Currently, three vaccines have been given emergency use authorization in the U.S.: the Johnson & Johnson vaccine, which is also known as Janesson, the Moderna vaccine, and the Pfizer vaccine. The Johnson & Johnson vaccine is on pause while FDA committees meet to decide what to do with the vaccine after people who received it developed rare blood clotting disorders, some of which led to stroke or were fatal.
“Initially, we [Gustavus] along with a lot of other colleges and universities thought the Johnson and Johnson was such a great option because it was one dose, and we wouldn’t have to get people to come back. They would be immunized within two weeks instead of five or six. It had the potential to be such a great option… I really appreciate that scientists and medical professionals want to make sure that we’re making really good decisions and are being very thorough in vetting what the risks are” Dale said.
While the potential side effects of the Johnson & Johnson vaccine could be the most dangerous, most COVID- 19 vaccines have relatively mild side effects as the body’s immune system works to create antibodies.
Junior Oaklee Ringeisen received the Johnson and Johnson vaccine during the vaccination clinic on April 8.
“I threw up twice, had a headache, body pains, and severe chills” Ringeisen said.
“I got the Pfizer vaccine.
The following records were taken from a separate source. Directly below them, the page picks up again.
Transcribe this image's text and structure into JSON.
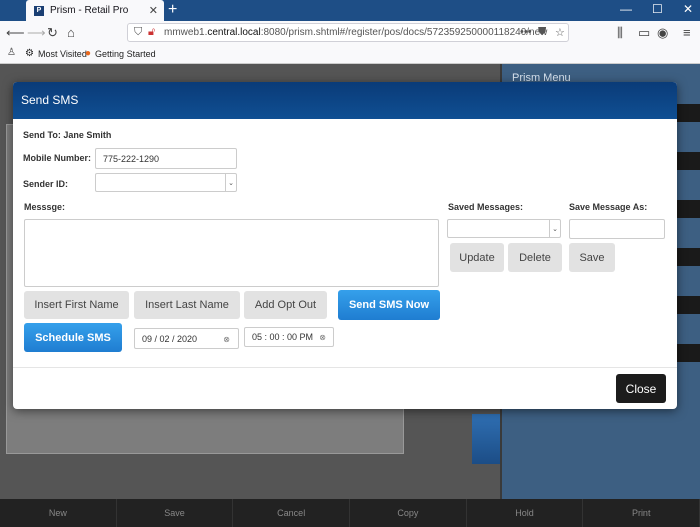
{
  "browser": {
    "tab_title": "Prism - Retail Pro",
    "favicon_text": "P",
    "url_scheme_host": "mmweb1.",
    "url_domain": "central.local",
    "url_rest": ":8080/prism.shtml#/register/pos/docs/572359250000118240/new",
    "bookmarks": [
      "Most Visited",
      "Getting Started"
    ]
  },
  "app": {
    "side_menu_title": "Prism Menu",
    "bottom_bar": [
      "New",
      "Save",
      "Cancel",
      "Copy",
      "Hold",
      "Print"
    ]
  },
  "modal": {
    "title": "Send SMS",
    "send_to": "Send To: Jane Smith",
    "mobile_label": "Mobile Number:",
    "mobile_value": "775-222-1290",
    "sender_label": "Sender ID:",
    "sender_value": "",
    "message_label": "Messsge:",
    "saved_messages_label": "Saved Messages:",
    "save_as_label": "Save Message As:",
    "save_as_value": "",
    "update_label": "Update",
    "delete_label": "Delete",
    "save_label": "Save",
    "insert_first_label": "Insert First Name",
    "insert_last_label": "Insert Last Name",
    "add_opt_out_label": "Add Opt Out",
    "send_now_label": "Send SMS Now",
    "schedule_label": "Schedule SMS",
    "date_value": "09 / 02 / 2020",
    "time_value": "05 : 00 : 00   PM",
    "close_label": "Close"
  },
  "colors": {
    "header": "#0f4f93",
    "primary_button": "#1f7dd1",
    "close_button": "#1c1c1c"
  }
}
I had some mild side effects from my first dose, including a fever and stuffy nose. I don’t have a lot of concerns about getting the second dose since I got sick from the first dose. Usually only one of the doses will elicit such a robust immune response, so my white blood cells are more than ready for round two” Junior Korinna Hylen said.
“People use the argument that COVID-19 doesn’t cause bad symptoms in most college students… I would say, “nor does the vaccine”, so why not do something for the good of our community and for the greater good of humanity that will help slow something down that has killed millions of people” Dale said.
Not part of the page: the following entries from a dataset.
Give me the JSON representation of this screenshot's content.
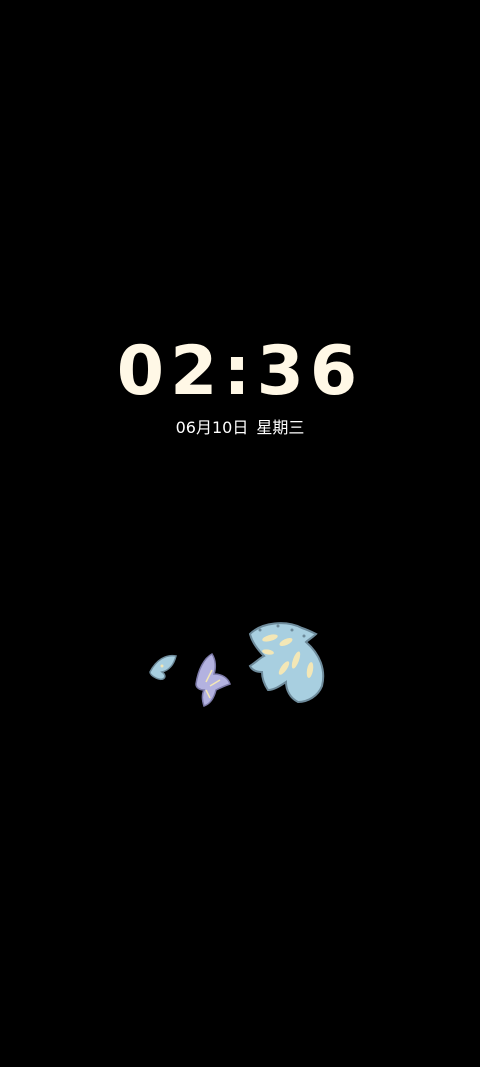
{
  "lock_screen": {
    "time": "02:36",
    "date": "06月10日",
    "weekday": "星期三"
  },
  "artwork": {
    "icon": "flying-birds-icon",
    "colors": {
      "background": "#000000",
      "clock_text": "#FFF8E6",
      "bird_blue": "#A8CFE0",
      "bird_lilac": "#B3B2E0",
      "bird_outline": "#6E8B9B",
      "bird_accent": "#F3E7B6"
    }
  }
}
According to an article in the New York Times, getting into a car is more dangerous than getting a COVID-19 vaccine. The article also mentions that humans are often more worried about small risks, like shark attacks or side effects from vaccines, despite the fact that they are much less likely to happen than large and common dangers, like car accidents.
“Historically, we know that vaccines have saved our society. Vaccines eradicated smallpox. Nothing else. Polio was eradicated in this country by vaccines. Unfortunately, it has started to emerge in other parts of the world, because they don’t have vaccines” Dale said.
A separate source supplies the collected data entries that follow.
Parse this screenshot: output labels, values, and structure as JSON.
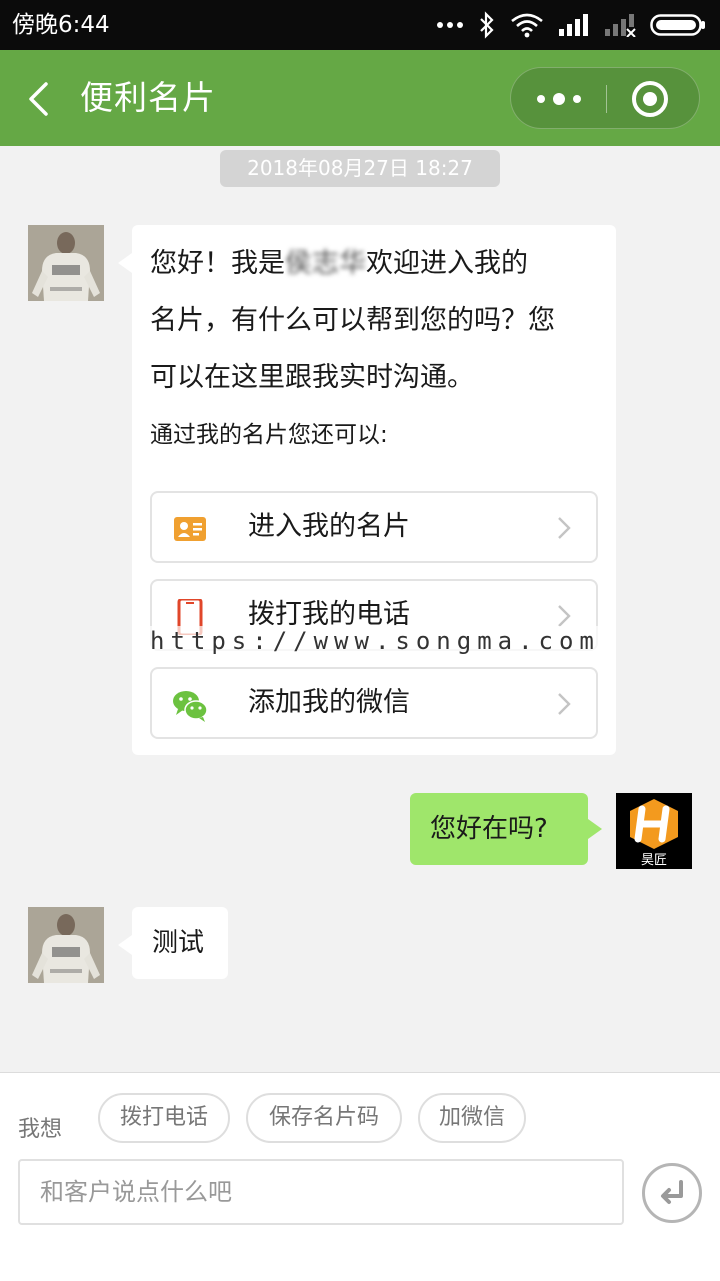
{
  "status_bar": {
    "time": "傍晚6:44"
  },
  "header": {
    "title": "便利名片"
  },
  "chat": {
    "timestamp": "2018年08月27日 18:27",
    "welcome": {
      "greeting": "您好！我是",
      "name": "侯志华",
      "line1_rest": "欢迎进入我的",
      "line2": "名片，有什么可以帮到您的吗？您",
      "line3": "可以在这里跟我实时沟通。",
      "sub": "通过我的名片您还可以:",
      "actions": [
        {
          "label": "进入我的名片",
          "icon": "id-card-icon",
          "color": "#f0a030"
        },
        {
          "label": "拨打我的电话",
          "icon": "phone-icon",
          "color": "#e0462a"
        },
        {
          "label": "添加我的微信",
          "icon": "wechat-icon",
          "color": "#6cc240"
        }
      ]
    },
    "user_message": "您好在吗?",
    "agent_reply": "测试",
    "watermark": "https://www.songma.com",
    "user_logo_text": "昊匠"
  },
  "quick_replies": {
    "label": "我想",
    "chips": [
      "拨打电话",
      "保存名片码",
      "加微信"
    ]
  },
  "input": {
    "placeholder": "和客户说点什么吧"
  },
  "colors": {
    "header": "#65a845",
    "user_bubble": "#9fe66b"
  }
}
Conspiracy theories have surrounded the COVID-19 vaccine since the beginning of the pandemic. Some believe that mRNA vaccines like the COVID-19 vaccine alter DNA, or contin microchips that the government uses to track individuals. Some have even gone so far as to call the entire pandemic a hoax. This level of misinformation and conspiracy can make it difficult to decide what risks are acceptable, or even what is true and false.
“I want to recognize that, especially for students, it can be challenging if your parents are apprehensive about you getting the vaccine or themselves getting the vaccine. I do want to acknowledge that depending on who you talk with and the people whom you love and are surrounded by, the messaging can be very confusing. I would encourage people to ask questions and do their own research. I don’t even want anyone to feel bad about questioning how they should proceed. I do want to emphasize that the science and the evidence is very, very clear that vaccination is very safe and is very helpful, and will be very helpful in getting us out of this pandemic” Dale said.